A DIVISION EN REPOS
INTERNATIONAL FILM SERVICE CO., INC.

It is these laughing, playing, seemingly care-free soldiers who are the spirit of the war. Relieved from the tense struggle of life and death for a brief rest, their joyous nature blossoms forth in reaction from the serious affairs of their day’s work.


THERE is nothing that so brings out the best in a man as to fight against terrific odds, to struggle in a losing fight with the knowledge that only by superhuman effort can the odds be equaled or turned. To work for an ideal is a wonderfully inspiring thing, but when the battle necessitates the risking or the sacrificing of home, happiness, and life it brings to the surface in those who persevere characteristics which lie dormant or concealed.

An ideal must be worth while when millions of men gladly risk their all for its attainment, and those men who risk and sacrifice must have returned to them something for what they give. Whatever sort of creature he is on the surface, the fire test, if a man passes it and is not shrivelled in its all-consuming flame, must develop in him certain latent and hitherto buried attributes which are fit to greet the light of day. If he be lacking in worthy human instincts, the flame will destroy him, but if he passes through the test, he emerges a better man—how much better depends on the individual. At least, having once seen the ideal, he has something now for which to live and strive.


THE world, judging from what it saw on the surface, flatly declared that France could never stand up under the strain; but what has happened has proved how little of the real worth of a nation or of a man is ever visible on the surface. There must always come the test, the fire which burns off the mask, the false surface beneath which mankind ever hides, and brings forth what is concealed—good or bad. The bad is swept away and the good survives.

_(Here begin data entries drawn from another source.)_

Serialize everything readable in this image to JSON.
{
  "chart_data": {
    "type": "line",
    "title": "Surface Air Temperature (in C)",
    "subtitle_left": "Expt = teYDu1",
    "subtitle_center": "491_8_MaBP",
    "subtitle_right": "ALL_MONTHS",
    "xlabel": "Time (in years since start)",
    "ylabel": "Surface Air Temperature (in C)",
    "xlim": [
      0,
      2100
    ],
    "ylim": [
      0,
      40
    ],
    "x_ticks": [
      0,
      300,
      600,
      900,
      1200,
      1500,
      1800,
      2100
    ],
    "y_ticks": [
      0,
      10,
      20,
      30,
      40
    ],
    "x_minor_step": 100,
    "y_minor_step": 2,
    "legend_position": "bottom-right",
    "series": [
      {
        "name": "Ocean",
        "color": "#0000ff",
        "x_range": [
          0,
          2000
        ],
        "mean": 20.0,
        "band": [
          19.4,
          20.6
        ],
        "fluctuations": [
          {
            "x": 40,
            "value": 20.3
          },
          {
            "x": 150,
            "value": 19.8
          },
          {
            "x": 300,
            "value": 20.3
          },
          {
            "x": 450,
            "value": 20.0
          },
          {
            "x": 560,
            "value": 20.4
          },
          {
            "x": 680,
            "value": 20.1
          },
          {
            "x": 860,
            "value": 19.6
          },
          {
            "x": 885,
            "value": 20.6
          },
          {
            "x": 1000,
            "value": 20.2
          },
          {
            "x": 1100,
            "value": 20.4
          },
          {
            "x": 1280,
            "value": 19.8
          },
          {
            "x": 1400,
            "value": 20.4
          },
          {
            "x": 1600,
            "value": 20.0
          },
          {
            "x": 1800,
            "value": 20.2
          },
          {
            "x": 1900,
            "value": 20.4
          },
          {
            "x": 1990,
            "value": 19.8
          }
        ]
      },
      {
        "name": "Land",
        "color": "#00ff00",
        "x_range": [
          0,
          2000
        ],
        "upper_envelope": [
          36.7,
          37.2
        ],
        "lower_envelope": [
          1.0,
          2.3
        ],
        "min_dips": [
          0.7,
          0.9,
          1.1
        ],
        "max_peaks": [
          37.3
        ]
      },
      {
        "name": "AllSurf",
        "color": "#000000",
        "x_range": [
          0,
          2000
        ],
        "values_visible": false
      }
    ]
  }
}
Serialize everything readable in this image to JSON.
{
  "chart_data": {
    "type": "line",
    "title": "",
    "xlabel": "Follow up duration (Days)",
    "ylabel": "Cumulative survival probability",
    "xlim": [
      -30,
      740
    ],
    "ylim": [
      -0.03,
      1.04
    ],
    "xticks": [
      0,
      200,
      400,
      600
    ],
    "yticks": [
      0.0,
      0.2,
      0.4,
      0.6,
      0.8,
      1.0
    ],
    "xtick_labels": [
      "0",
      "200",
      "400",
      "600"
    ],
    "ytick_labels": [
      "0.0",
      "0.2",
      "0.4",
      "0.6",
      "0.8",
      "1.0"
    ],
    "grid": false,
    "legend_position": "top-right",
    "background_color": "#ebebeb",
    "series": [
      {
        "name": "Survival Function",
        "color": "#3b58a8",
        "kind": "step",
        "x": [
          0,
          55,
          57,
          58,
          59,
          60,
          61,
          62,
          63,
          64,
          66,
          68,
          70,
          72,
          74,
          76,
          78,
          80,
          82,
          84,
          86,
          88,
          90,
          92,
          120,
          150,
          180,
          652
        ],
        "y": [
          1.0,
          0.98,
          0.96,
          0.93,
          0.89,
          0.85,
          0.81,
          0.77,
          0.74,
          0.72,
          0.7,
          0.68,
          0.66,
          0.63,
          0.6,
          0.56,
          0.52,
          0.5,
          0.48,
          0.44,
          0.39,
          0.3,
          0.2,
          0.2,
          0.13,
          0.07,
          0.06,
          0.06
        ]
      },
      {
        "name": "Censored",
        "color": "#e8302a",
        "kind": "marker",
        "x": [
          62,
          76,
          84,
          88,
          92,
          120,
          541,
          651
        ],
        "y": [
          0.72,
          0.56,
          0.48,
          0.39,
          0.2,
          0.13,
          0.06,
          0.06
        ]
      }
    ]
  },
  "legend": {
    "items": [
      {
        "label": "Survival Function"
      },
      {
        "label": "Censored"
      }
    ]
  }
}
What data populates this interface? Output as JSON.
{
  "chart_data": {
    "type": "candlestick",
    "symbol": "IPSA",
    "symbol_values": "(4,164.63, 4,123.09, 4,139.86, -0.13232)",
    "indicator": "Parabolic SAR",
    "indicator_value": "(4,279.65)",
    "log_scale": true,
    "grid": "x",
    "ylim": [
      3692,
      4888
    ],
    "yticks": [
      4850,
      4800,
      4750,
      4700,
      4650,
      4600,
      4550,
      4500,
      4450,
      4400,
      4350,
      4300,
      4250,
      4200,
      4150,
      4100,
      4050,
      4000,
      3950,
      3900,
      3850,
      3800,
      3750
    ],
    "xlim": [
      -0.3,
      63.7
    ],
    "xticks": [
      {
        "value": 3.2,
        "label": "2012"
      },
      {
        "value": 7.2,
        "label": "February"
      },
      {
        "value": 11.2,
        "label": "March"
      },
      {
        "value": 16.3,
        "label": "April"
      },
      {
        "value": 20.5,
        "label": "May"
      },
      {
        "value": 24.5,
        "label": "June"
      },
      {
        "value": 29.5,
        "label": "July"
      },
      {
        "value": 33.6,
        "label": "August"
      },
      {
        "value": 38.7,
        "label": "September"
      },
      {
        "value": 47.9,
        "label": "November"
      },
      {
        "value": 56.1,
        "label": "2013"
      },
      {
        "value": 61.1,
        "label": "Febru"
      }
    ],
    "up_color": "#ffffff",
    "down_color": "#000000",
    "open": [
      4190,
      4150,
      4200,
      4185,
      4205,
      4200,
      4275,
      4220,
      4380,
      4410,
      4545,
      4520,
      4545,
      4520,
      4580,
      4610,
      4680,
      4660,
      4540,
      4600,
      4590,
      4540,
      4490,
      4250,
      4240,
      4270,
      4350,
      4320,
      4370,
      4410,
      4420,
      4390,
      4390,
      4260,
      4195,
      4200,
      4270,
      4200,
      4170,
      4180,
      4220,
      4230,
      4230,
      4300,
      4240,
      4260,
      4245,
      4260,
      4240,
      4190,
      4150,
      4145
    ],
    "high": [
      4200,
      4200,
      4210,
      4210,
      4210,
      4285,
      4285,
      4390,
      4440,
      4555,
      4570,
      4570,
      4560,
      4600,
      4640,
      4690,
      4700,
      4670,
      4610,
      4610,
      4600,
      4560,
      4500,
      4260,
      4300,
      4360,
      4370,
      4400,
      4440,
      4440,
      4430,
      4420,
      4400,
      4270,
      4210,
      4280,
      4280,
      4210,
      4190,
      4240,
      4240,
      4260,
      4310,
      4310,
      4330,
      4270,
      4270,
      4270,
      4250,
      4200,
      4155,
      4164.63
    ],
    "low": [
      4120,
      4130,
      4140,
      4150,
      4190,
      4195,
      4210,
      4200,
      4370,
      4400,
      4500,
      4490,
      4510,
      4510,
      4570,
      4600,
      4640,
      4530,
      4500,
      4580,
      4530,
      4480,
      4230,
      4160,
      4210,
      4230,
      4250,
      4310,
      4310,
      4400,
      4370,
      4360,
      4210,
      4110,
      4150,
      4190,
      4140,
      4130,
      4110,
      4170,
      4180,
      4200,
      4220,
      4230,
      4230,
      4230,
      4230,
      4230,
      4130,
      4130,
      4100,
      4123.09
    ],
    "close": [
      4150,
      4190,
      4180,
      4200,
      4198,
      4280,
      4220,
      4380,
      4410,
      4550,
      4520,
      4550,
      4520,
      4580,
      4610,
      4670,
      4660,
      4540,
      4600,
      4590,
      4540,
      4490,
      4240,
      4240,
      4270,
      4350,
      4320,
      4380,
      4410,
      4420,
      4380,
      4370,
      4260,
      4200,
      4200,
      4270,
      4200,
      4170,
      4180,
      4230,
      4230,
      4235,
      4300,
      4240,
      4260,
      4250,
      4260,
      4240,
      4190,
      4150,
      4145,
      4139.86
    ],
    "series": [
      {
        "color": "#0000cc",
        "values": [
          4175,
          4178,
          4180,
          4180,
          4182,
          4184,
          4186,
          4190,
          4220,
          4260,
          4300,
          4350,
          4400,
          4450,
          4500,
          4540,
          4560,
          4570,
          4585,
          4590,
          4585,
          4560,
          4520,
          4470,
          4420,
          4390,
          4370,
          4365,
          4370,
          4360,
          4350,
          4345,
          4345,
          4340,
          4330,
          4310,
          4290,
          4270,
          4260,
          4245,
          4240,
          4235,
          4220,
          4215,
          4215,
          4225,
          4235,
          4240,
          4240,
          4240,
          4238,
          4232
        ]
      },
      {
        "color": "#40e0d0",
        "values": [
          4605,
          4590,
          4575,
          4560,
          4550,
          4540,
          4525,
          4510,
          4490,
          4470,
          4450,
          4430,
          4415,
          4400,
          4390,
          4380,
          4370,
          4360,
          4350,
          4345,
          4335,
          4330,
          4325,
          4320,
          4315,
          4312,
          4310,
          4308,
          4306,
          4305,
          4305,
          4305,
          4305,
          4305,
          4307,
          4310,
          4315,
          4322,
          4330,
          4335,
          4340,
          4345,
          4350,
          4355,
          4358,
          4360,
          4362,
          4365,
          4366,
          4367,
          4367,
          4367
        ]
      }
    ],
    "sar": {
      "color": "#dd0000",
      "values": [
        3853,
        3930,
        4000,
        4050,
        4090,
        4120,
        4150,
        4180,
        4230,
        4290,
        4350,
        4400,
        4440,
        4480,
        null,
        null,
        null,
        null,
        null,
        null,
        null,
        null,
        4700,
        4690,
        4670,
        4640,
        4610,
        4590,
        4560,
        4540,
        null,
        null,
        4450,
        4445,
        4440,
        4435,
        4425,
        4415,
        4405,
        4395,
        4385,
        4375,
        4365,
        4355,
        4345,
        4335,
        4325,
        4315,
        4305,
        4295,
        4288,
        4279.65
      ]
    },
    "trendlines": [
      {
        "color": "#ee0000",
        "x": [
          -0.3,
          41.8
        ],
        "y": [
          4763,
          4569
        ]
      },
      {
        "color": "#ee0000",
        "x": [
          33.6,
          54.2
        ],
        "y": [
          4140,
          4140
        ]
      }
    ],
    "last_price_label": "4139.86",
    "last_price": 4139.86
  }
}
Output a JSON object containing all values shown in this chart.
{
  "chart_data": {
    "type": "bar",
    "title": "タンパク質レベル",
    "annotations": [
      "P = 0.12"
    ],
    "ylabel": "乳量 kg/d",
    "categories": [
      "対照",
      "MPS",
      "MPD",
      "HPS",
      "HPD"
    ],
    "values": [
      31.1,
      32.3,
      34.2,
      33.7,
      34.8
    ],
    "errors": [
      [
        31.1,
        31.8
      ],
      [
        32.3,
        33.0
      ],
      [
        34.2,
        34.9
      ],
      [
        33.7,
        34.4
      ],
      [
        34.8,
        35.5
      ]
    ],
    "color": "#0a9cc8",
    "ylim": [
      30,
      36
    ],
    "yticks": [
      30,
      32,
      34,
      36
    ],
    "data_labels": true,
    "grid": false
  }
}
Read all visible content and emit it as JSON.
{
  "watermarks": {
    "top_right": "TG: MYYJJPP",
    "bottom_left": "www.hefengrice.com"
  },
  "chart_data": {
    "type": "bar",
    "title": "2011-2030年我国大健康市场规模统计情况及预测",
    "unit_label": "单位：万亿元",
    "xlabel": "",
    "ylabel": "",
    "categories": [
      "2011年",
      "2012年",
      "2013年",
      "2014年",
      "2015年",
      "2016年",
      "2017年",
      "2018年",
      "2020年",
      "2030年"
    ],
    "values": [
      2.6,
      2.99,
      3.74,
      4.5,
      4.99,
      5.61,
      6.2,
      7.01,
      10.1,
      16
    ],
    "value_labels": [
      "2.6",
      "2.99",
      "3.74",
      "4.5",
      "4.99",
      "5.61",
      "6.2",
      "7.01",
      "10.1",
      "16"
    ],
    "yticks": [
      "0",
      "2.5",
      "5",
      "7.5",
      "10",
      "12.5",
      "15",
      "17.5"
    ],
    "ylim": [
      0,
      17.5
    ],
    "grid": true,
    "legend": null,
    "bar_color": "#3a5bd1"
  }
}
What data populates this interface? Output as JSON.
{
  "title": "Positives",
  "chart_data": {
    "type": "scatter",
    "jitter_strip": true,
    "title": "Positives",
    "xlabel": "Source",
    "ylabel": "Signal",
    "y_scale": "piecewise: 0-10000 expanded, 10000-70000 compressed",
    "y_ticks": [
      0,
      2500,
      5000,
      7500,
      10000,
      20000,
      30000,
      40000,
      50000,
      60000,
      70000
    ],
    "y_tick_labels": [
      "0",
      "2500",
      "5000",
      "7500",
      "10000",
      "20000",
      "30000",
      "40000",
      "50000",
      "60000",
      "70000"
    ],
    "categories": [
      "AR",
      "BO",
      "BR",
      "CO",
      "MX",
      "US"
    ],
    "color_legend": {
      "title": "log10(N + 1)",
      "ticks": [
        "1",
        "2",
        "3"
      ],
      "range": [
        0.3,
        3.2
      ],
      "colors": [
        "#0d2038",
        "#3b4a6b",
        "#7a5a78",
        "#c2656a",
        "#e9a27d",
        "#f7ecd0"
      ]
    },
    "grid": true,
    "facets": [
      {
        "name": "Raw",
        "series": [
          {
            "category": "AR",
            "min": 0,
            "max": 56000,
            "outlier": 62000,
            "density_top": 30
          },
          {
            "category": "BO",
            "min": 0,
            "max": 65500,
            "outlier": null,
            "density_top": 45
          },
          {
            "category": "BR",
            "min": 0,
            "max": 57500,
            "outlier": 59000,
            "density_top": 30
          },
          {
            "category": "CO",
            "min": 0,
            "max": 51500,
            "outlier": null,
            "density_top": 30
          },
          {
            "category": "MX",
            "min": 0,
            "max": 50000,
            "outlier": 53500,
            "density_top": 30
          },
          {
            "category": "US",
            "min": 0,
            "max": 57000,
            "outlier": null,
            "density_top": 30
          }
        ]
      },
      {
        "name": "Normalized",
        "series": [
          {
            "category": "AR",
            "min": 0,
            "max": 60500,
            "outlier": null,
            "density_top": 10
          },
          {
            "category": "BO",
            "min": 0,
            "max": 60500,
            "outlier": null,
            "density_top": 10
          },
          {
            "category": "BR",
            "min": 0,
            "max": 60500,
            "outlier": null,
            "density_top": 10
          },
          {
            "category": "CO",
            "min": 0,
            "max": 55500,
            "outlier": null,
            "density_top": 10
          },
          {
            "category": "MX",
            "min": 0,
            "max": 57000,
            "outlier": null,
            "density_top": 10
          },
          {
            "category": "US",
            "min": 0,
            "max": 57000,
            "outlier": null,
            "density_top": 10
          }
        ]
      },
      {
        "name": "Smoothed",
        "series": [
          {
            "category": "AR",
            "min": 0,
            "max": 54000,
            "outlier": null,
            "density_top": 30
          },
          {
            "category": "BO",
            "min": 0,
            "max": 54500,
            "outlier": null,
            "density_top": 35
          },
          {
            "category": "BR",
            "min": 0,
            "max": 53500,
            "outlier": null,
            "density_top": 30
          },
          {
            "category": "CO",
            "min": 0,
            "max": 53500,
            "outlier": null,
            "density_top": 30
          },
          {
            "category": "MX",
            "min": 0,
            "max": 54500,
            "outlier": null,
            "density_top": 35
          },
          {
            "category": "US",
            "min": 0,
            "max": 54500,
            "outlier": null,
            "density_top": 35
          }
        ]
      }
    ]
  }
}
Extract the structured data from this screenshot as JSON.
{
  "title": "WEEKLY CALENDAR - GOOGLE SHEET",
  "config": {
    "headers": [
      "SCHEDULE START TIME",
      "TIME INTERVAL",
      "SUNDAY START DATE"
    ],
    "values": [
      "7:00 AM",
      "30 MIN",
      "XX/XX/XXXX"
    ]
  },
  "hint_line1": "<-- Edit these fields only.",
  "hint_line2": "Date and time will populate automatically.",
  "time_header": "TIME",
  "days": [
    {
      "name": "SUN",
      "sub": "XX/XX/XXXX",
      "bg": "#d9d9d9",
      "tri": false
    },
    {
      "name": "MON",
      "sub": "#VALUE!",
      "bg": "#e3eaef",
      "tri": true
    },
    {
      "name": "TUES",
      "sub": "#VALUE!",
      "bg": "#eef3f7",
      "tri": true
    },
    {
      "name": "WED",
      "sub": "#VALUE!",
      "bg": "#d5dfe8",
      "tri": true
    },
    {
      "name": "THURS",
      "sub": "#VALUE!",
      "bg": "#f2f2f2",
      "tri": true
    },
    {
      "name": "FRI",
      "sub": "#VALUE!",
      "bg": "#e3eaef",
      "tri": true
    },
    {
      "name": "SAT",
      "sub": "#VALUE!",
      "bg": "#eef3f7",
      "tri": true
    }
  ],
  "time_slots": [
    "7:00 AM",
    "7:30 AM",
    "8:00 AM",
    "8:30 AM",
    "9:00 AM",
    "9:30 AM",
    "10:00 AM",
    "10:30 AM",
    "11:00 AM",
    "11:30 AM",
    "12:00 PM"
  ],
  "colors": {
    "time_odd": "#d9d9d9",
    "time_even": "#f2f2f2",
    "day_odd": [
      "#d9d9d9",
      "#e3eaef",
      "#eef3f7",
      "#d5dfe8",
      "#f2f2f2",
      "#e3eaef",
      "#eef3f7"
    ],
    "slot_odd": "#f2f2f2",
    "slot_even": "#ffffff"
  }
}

The French are a temperamental people, and consequently are most easily affected by circumstances. In former times the mass of the people were inclined to be demonstrative, insincere, somewhat selfish, and rather egotistical. These characteristics could never pass the tests, and now the true spirit of France, the Phœnix, is rising from the ashes of the past a freed and glorified being, radiant in the joy of accomplishment. From the torture she has endured, an understanding of the feelings and desires of others must be born which will banish the taint of selfishness forever. Those who do things are never egotistical—they have no time to talk, and France has been doing things these past years. Those who rub elbows with the elementals and sacrifice for each other and a cause can never be insincere again. And what harm is there in demonstration? The bad characteristics removed, this becomes merely an effervescence, a bubbling over of a joyous, unrestrained nature—Ponce de Leon’s true fountain of perpetual youth.

The difference between the men who have served at the front and either seen or felt great suffering, and those who have not, is most marked. One evening I was in an abri where some new recruits were wrangling over unimportant things, and showing their selfish character in every speech and act, when a desperately wounded man was brought in. After serving for some time in the trenches he had been given a few days’ leave to see his family. He went back happily, thinking of the wife and the little children he was soon to see again. Having left the third-line trenches, he was walking through the woods down the boyau which leads to the outer world, when a shell broke overhead. The brancardiers patched him up and brought him in with his head bound so that his eyes and mouth alone were visible. The doctor handed him a cup of Pinard and a cigarette, neither of which would he touch until he had offered it to the rest of us. I picked up his helmet which he had put down for an instant, although his eye never left it. There was a hole in it through which I could have rolled a golf ball.